Quel rôle les investisseurs jouent-ils pendant une crise ? Si des ventes massives de titres révèlent les faiblesses d’un modèle économique, alors il serait dangereux de les limiter : ce serait tuer le messager. Mais si ces ventes massives sont déclenchées par un soudain retournement du sentiment de marché, un mouvement de panique, une méfiance des investisseurs à l’égard d’un Etat, alors il est utile de comprendre comment se forment les croyances de marché, pour pouvoir mieux  les maîtriser le moment venu.

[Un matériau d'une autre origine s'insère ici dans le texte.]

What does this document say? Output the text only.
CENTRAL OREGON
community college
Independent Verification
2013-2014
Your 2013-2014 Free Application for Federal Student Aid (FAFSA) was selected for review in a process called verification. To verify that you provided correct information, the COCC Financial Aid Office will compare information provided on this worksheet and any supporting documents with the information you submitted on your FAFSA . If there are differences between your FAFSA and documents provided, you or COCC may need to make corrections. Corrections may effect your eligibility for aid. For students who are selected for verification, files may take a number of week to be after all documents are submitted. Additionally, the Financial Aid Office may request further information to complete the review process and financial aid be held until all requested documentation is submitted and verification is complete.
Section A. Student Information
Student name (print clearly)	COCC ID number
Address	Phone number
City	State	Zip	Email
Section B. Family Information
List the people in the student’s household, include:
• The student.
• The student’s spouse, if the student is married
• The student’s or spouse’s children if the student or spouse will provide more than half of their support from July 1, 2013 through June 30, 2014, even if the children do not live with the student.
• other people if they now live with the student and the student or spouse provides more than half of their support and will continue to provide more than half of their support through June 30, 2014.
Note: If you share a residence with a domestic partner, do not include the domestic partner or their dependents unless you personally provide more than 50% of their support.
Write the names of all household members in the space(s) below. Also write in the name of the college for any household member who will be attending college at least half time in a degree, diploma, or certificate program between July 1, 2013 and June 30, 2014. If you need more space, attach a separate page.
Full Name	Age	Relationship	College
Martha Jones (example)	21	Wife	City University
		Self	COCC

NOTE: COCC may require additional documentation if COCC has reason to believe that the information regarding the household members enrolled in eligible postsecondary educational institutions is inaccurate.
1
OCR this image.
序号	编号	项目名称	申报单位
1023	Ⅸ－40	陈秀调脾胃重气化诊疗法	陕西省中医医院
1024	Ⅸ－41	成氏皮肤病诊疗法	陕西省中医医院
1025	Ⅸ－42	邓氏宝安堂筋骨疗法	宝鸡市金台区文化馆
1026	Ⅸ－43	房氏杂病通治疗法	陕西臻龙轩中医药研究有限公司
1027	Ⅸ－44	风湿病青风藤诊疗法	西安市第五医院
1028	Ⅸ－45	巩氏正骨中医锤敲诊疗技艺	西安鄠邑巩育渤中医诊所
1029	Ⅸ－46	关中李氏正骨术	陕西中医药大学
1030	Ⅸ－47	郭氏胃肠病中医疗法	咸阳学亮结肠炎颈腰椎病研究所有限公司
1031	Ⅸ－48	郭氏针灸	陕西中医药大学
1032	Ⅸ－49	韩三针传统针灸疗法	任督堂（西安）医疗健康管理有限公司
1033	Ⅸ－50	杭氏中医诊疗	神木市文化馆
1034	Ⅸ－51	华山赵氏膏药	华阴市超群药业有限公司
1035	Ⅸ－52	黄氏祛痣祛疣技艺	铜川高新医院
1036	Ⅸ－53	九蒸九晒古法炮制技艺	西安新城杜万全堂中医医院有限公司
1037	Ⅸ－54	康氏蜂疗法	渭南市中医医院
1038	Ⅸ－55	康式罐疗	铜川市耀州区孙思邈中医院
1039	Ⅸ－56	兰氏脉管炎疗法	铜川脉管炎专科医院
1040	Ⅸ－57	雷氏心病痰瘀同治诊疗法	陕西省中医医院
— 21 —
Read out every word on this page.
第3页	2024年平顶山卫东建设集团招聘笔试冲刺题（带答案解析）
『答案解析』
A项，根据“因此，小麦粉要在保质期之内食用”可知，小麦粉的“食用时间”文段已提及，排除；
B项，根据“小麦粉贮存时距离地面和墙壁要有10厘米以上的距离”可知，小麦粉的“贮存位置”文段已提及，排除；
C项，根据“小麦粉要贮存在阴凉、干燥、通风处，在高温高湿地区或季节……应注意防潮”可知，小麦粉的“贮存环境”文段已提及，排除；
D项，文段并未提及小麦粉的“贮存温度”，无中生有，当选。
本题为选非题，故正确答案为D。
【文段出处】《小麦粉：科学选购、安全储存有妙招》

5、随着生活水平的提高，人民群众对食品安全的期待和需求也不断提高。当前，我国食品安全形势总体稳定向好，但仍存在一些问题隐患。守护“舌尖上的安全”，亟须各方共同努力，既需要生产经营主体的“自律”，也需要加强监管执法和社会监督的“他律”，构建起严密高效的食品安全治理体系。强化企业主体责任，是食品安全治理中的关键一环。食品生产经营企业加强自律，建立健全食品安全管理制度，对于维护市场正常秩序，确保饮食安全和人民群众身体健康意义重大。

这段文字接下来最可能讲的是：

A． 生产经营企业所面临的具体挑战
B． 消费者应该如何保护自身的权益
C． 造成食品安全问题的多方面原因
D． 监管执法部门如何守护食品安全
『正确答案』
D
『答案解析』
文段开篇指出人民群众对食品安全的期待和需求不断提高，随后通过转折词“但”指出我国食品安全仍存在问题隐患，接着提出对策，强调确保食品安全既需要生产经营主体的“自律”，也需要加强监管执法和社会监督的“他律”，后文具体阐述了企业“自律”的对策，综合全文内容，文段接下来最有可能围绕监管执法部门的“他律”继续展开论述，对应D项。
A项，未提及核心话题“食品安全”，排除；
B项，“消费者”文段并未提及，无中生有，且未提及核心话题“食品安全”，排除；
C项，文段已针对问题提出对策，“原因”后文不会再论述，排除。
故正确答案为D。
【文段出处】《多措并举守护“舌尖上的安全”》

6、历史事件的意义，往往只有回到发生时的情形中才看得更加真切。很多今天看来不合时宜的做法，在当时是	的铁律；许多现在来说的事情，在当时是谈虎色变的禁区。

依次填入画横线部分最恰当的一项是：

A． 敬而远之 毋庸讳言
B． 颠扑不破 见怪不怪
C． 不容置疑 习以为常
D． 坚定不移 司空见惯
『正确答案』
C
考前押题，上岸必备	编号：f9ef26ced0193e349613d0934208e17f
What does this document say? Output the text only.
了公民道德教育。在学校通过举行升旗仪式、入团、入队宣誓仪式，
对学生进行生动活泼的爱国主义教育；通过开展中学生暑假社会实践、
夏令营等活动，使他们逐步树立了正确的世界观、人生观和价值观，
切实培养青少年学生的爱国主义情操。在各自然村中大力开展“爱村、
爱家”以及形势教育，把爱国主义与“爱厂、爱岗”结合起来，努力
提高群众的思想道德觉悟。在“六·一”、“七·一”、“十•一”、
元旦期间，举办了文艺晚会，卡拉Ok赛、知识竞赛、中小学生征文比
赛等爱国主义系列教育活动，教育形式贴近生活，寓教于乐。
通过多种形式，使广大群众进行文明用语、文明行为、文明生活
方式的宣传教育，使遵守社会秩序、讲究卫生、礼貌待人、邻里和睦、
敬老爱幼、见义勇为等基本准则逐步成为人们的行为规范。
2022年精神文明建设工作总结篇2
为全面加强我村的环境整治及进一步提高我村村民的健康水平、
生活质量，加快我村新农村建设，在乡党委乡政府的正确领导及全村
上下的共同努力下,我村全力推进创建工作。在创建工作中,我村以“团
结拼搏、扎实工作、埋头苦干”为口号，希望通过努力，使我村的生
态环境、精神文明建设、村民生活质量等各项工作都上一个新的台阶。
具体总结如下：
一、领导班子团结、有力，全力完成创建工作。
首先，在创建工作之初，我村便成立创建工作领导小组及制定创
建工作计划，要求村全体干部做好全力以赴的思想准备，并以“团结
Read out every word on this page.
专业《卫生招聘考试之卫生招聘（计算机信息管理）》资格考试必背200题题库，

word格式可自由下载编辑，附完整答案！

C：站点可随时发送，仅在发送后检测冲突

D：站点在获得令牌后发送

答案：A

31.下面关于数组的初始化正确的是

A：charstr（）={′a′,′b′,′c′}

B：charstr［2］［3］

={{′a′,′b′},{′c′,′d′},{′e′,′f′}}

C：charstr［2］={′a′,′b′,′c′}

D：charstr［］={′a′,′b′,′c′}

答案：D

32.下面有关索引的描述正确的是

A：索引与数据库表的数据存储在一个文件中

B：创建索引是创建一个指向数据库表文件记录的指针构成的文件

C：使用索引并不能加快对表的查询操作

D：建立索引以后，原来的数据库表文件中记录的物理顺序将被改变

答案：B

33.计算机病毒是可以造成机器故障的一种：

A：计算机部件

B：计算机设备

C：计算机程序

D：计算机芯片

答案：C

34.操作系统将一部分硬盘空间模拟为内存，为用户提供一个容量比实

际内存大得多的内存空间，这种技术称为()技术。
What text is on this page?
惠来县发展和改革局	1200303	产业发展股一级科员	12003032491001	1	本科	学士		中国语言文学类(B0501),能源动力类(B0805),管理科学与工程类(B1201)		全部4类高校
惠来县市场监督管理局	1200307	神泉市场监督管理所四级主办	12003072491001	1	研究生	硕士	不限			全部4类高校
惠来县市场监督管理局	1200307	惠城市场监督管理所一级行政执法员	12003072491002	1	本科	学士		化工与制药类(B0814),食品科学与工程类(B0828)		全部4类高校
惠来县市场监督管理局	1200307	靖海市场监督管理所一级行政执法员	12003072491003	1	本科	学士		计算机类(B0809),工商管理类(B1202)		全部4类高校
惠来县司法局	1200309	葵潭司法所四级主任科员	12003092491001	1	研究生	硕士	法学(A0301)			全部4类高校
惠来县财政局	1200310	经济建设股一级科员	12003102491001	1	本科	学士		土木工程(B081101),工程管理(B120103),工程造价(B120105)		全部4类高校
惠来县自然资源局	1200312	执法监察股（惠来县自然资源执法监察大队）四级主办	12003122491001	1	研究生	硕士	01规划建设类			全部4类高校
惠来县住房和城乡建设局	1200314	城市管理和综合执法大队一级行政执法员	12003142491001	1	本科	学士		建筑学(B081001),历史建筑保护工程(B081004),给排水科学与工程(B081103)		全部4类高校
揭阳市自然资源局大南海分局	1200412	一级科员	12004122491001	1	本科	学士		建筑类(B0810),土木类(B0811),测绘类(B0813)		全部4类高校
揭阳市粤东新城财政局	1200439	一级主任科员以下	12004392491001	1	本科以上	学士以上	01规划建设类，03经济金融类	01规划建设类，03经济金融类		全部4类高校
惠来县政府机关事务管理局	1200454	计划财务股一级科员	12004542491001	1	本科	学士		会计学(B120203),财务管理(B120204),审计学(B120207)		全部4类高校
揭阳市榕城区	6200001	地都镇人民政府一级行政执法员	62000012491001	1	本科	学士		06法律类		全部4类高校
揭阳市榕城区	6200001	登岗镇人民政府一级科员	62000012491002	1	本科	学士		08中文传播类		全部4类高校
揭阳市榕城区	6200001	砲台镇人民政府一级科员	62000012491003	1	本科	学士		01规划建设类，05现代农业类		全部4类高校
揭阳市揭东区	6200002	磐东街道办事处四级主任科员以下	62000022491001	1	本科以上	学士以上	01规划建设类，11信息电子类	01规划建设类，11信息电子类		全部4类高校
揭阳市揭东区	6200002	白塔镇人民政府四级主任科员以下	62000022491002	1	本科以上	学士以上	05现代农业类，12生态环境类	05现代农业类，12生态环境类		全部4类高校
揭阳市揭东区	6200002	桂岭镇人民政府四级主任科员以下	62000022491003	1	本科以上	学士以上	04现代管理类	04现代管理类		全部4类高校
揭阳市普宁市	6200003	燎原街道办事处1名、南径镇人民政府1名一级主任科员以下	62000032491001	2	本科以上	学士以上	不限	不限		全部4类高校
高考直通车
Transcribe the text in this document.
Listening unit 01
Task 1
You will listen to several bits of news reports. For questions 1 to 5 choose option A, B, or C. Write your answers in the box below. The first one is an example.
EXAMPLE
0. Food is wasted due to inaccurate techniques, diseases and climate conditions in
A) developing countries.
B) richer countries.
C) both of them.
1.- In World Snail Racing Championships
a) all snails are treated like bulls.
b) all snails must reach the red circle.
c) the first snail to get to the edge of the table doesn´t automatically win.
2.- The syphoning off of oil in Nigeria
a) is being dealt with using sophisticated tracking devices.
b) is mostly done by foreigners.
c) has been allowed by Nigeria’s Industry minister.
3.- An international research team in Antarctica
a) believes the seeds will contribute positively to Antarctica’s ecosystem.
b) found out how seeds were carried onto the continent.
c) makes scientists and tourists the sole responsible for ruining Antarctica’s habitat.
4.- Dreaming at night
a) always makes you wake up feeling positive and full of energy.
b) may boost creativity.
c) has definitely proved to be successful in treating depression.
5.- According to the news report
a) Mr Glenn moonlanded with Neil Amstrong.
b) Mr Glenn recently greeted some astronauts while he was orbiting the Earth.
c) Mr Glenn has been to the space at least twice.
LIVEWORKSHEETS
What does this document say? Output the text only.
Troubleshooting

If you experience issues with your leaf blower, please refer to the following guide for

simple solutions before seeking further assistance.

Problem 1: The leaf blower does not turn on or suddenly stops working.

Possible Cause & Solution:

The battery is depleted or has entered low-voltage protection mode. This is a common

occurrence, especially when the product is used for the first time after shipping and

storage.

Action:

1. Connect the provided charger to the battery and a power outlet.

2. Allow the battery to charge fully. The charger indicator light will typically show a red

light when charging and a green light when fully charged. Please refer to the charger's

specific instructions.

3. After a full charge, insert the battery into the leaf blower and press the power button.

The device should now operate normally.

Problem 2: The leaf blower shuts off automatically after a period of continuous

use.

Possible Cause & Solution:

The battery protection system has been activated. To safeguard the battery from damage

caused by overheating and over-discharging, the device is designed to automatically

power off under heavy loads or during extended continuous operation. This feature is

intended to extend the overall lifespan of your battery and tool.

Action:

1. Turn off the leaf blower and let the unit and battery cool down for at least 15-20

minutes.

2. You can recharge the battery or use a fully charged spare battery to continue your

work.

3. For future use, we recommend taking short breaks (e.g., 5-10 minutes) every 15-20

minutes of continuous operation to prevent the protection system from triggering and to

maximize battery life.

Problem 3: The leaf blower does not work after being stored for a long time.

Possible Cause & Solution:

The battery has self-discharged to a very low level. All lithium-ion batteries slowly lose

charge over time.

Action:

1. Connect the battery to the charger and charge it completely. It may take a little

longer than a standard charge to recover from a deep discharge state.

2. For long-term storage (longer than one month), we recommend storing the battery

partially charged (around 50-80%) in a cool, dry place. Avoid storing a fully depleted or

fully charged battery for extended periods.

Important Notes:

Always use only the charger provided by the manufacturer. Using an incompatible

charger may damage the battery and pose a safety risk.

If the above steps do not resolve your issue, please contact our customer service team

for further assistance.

Pour répondre à cette question dans le contexte de la crise européenne, nous nous sommes inspirés des travaux portant sur la crise du système monétaire européen de 1992-93, qui présente de nombreux points communs avec la situation actuelle. Les investisseurs doutaient alors de la crédibilité du système monétaire européen  et le mettaient à l’épreuve en spéculant contre les devises européennes (sic). La livre sterling, la lire, la peseta, etc. furent attaquées tour à tour et les gouvernements durent lâcher du lest en dévaluant leur monnaie nationale. Cette crise a, dans un premier temps, posé une énigme aux économistes qui n’arrivaient pas expliquer le lien entre les attaques spéculatives et les facteurs fondamentaux : d’une part tous les pays attaqués ne souffraient pas des mêmes maux ; d’autre part alors que la situation économique se détériorait progressivement, pourquoi les investisseurs décidaient-ils soudainement de s’en prendre à une devise et pas une autre ? Enfin pourquoi ces attaques étaient-elles couronnées de succès ? La réponse était que la spéculation n’était pas déterminée uniquement par la situation économique (dite fondamentale) mais qu’elle était auto-réalisatrice.

Il pourrait bien en être de même aujourd’hui  Si c’est le cas, la crise en Espagne, par exemple, trouverait ses racines dans les croyances des investisseurs : à partir de 2011 l’Espagne a été désignée comme le maillon faible de la zone euro, les investisseurs ont alors vendu leurs titres espagnols et fait grimper les  taux d’emprunt. Les paiements d’intérêts ont plombé les comptes publics et la dette a dérapé. Le déficit public espagnol sera plus important en 2012 qu’en 2011 malgré des efforts d’austérité considérables. La crise est auto-réalisatrice dans la mesure où elle valide a posteriori les croyances des investisseurs.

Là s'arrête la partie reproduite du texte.